ALTERNATE DIRECTOR – COMPANIES ACT 2013
An alternate director is often appointed as a director only on occasions where a director of a corporation is far away from India for a period of three months or more. No other reasons would qualify. Additionally, alternate directors are frequently appointed at the simple possibility of the initial director’s absence. It’s not necessary that the Board of Directors await the particular absence to form a briefing.
Power to Appoint Alternate Directors
An alternate director is often appointed by the Board of Directors, through authorization by way of a clause in Articles of Association or by passing a resolution within the general meeting.
Notices and Meeting
The appointment of alternate directors wouldn’t keep the initial directors side line. The initial director in addition because the alternate director, is entitled to receive notices of board meetings, and will participate in it. This can be especially relevant when a gathering takes place during a location where the initial director is stationed. it should be noted that both the initial and alternate director cannot attend the identical meeting. The alternate director is specifically appointed to fill the temporary barren of the initial director.
Video Conferences
Meetings may also be conducted through video conferences, thereby enabling the initial director to attend the meeting. This can be somewhat active in India, yet not fully operational yet as small and medium enterprises might not be able to afford such an option.
Can another Director act on Behalf of Multiple Directors?
A person appointed as an alternate director to at least one of the directors cannot extend his role by acting as an alternate director to a different. Moreover, the alternate director proposed to be appointed shouldn't be an element of the company’s current Board members.
Alternate Director to an Independent Director
A company may like better to appoint an alternate director as an independent director, only if the actual person is qualified for the appointment.
Tenure of an Alternate Director
The alternate director’s tenure involves an end as soon because the original director is back within the country i.e. after a minimum period of three months. Besides that, an alternate director cannot maintain his position within the event of a sudden resignation of the initial director.
Number of Directors
The number of directors during a company, as per the 2013 Act, shall not exceed 15. This can be also pertinent to the appointment of alternate directors because the company cannot appoint an alternate director if the corporate already houses the most number of directors.
Appointment by Circulation
There aren't any prohibitions stipulated for the appointment of an alternate director through circulation. Aside from circulation, directors may also be appointed through a meeting, either conducted physically or through other means.
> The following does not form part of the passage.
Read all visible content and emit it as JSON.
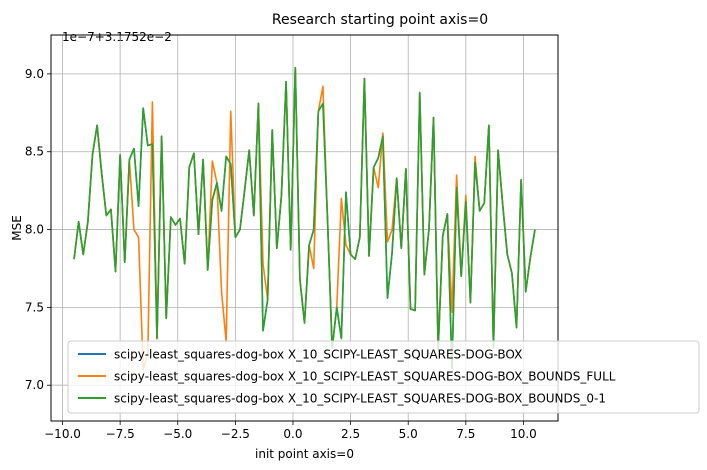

Legal Provisions related to the appointment of Alternate Director
Legitimate Provisions related to Choosing of Alternate Director are given in segment 161(2) of the companies Act, 2013, which is repeated for your quick orientation:
Section 161(2): Alternate Director
The BOD’s of a company may if so accredited by its articles or by a resolution passed by the company commonly in the meeting, appoint any alternate director for the opposite director within the organization, to act as an alternate director for a director during his absence for a period of not but 3 months from India.
Provided that no individual shall be selected as an alternate director for the position of the independent director unless he's competent to be appointed as an independent director under the provisions of this Act.
Provided further that an alternate director shall not hold office for a duration longer than that allowable to the original director in whose place he has been employed and shall empty the office if and when the director in whose place he has been appointed returns to India.
Provided also that if the term of office of the initial director is determined before he so returns to India, any provision for the automated re-appointment of retiring directors in default of another appointment shall apply to the initial, and to not the alternate director.
Main notable points regarding appointment of Alternate Director.
Please find below few relevant points to know the concept of Alternate Director:
1. The Board may appoint an alternate director if authorized by the Articles of Association of the company or by a resolution passed by the company generally meeting.
2. Proposed Alternate Director mustn't be a private holding any alternate directorship for the opposite director within the corporate.
3. Board can employ Alternate Directors to act on the position of alternate director for the original director during his non-appearance for a period of not less than 3 months. Earlier in Companies Act 1956 it absolutely was absent for a minimum of three months from the state during which Board meetings are ordinarily held.
4. The initial director and also the alternate director can remain on the Board see you later because the above position continues and there is no need for approval by the company in general meeting. But whenever the "original" director returns to the country (India) in question, the alternate director automatically vacates his office and he could even be appointed again when the initial director leaves that country (India).
5. The return of the initial director to the state are enough for the cessation of office of the alternate director whether or not the initial director attends a meeting. E-form DIR-12 shall be filed by electronic means with the Registrar of companies in reverence of vacation of workplace and employment on every occasion.
6. This appointment could even be made at a gathering of the Board or by a circular resolution. The AoA of a private company may provide for the employment of an alternate director.